The use of hashtags is a common way to promote e-cigarette content on social media. Analysis of hashtags may provide insight into e-cigarette promotion on social media. However, the examination of text data is complicated by the voluminous amount of social media data. This study used machine learning approaches (ie, Bidirectional Encoder Representations from Transformers [BERT] topic modeling) to identify e-cigarette content on TikTok.
We used 13 unique hashtags related to e-cigarettes (eg, #vape) for data collection. The final analytic sample included 12 573 TikTok posts. To identify the best fitting number of topic clusters, we used both quantitative (ie, coherence test) and qualitative approaches (ie, researchers checked the relevance of text from each topic). We, then, grouped and characterized clustered text for each theme.
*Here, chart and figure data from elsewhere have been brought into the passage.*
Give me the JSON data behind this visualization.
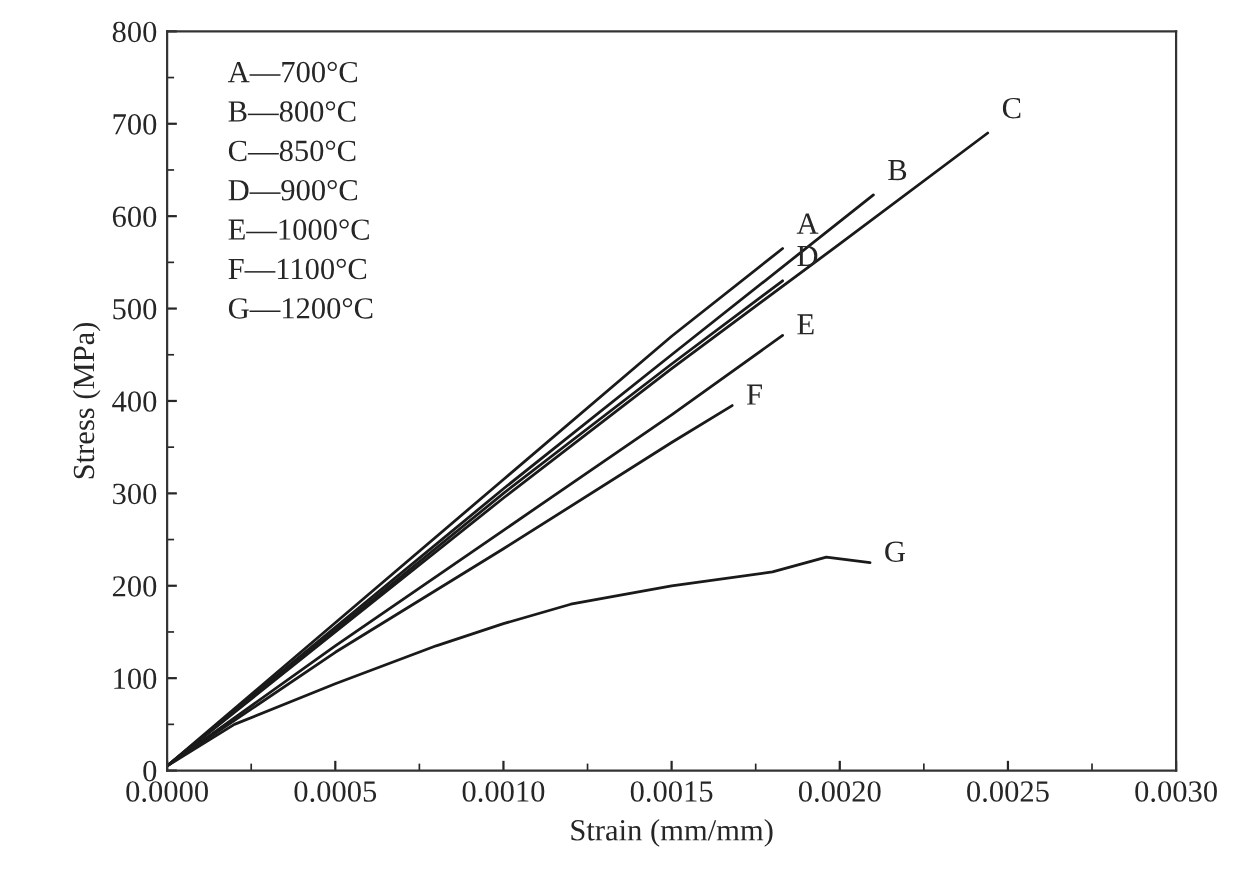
{
  "chart_data": {
    "type": "line",
    "xlabel": "Strain (mm/mm)",
    "ylabel": "Stress (MPa)",
    "xlim": [
      0,
      0.003
    ],
    "xticks": [
      {
        "value": 0,
        "label": "0.0000"
      },
      {
        "value": 0.0005,
        "label": "0.0005"
      },
      {
        "value": 0.001,
        "label": "0.0010"
      },
      {
        "value": 0.0015,
        "label": "0.0015"
      },
      {
        "value": 0.002,
        "label": "0.0020"
      },
      {
        "value": 0.0025,
        "label": "0.0025"
      },
      {
        "value": 0.003,
        "label": "0.0030"
      }
    ],
    "ylim": [
      0,
      800
    ],
    "yticks": [
      0,
      100,
      200,
      300,
      400,
      500,
      600,
      700,
      800
    ],
    "grid": false,
    "legend": false,
    "marker": "none",
    "line_style": "solid",
    "annotations": [
      "A—700°C\nB—800°C\nC—850°C\nD—900°C\nE—1000°C\nF—1100°C\nG—1200°C"
    ],
    "series": [
      {
        "name": "A",
        "color": "#1a1a1a",
        "x": [
          0,
          0.0005,
          0.001,
          0.0015,
          0.00183
        ],
        "values": [
          5,
          160,
          315,
          470,
          565
        ]
      },
      {
        "name": "B",
        "color": "#1a1a1a",
        "x": [
          0,
          0.0005,
          0.001,
          0.0015,
          0.0021
        ],
        "values": [
          5,
          155,
          305,
          450,
          623
        ]
      },
      {
        "name": "C",
        "color": "#1a1a1a",
        "x": [
          0,
          0.0005,
          0.001,
          0.0015,
          0.002,
          0.00244
        ],
        "values": [
          5,
          150,
          295,
          435,
          570,
          690
        ]
      },
      {
        "name": "D",
        "color": "#1a1a1a",
        "x": [
          0,
          0.0005,
          0.001,
          0.0015,
          0.00183
        ],
        "values": [
          5,
          152,
          300,
          440,
          530
        ]
      },
      {
        "name": "E",
        "color": "#1a1a1a",
        "x": [
          0,
          0.0005,
          0.001,
          0.0015,
          0.00183
        ],
        "values": [
          5,
          135,
          260,
          385,
          471
        ]
      },
      {
        "name": "F",
        "color": "#1a1a1a",
        "x": [
          0,
          0.0005,
          0.001,
          0.0015,
          0.00168
        ],
        "values": [
          5,
          128,
          240,
          355,
          395
        ]
      },
      {
        "name": "G",
        "color": "#1a1a1a",
        "x": [
          0,
          0.0002,
          0.0005,
          0.0008,
          0.001,
          0.0012,
          0.0015,
          0.0018,
          0.00196,
          0.00209
        ],
        "values": [
          5,
          50,
          94,
          135,
          159,
          180,
          200,
          215,
          231,
          225
        ]
      }
    ]
  }
}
We evaluated that N = 18 was the ideal number of topic clusters. The 9 overarching themes were identified: Social media and TikTok-related features (N = 4; "duet," "viral"), Vape shops and brands (N = 3; "store"), Vape tricks (N = 3; "ripsaw"), Modified use of e-cigarettes (N = 1; "coil," "wire"), Vaping and girls (N = 1; "girl"), Vape flavors (N = 1; "flavors"), Vape and cigarettes (N = 1; "smoke"), Vape identities and communities (N = 1; "community"), and Non-English language (N = 3; Romanian and Spanish).
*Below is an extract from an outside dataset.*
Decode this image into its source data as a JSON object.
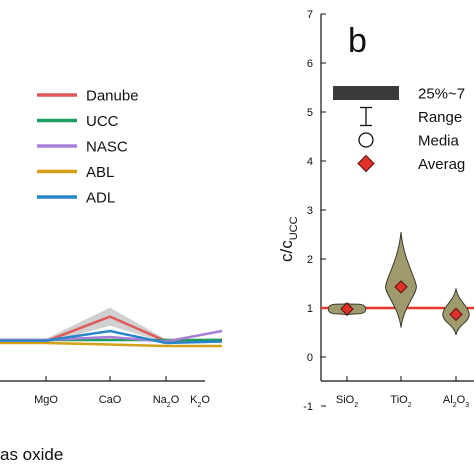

This study used a machine learning method, BERTopic modeling, to successfully identify relevant themes on TikTok. This method can inform future social media research examining other tobacco products, and tobacco regulatory policies such as monitoring of e-cigarette marketing on social media.
This study can inform future social media research examining other tobacco products, and tobacco regulatory policies such as monitoring of e-cigarette marketing on social media.
使用主题标签是在社交媒体上推广电子烟内容的常见方式。对主题标签的分析可以洞察社交媒体上的电子烟推广情况。然而,社交媒体数据量巨大,给文本数据分析带来了复杂性。本研究使用机器学习方法(即来自变换器的双向编码器表示[BERT]主题建模)来识别TikTok上的电子烟内容。
我们使用了13个与电子烟相关的独特主题标签(如#vape)进行数据收集。最终的分析样本包括12573条TikTok帖子。为了确定最合适的主题簇数量,我们使用了定量方法(即连贯性测试)和定性方法(即研究人员检查每个主题文本的相关性)。然后,我们对每个主题的聚类文本进行分组和特征描述。
我们评估出N = 18是理想的主题簇数量。确定了9个总体主题:与社交媒体和TikTok相关的特征(N = 4;“合拍”、“走红”)、电子烟商店和品牌(N = 3;“商店”)、电子烟技巧(N = 3;“拉锯”)、电子烟的改良使用(N = 1;“线圈”、“电线”)、吸电子烟与女孩(N = 1;“女孩”)、电子烟口味(N = 1;“口味”)、电子烟与香烟(N = 1;“吸烟”)、电子烟身份和社区(N = 1;“社区”)以及非英语语言(N = 3;罗马尼亚语和西班牙语)。
本研究使用机器学习方法BERTopic建模成功识别了TikTok上的相关主题。该方法可为未来研究其他烟草产品的社交媒体研究以及烟草监管政策(如监测社交媒体上的电子烟营销)提供参考。
本研究可为未来研究其他烟草产品的社交媒体研究以及烟草监管政策(如监测社交媒体上的电子烟营销)提供参考。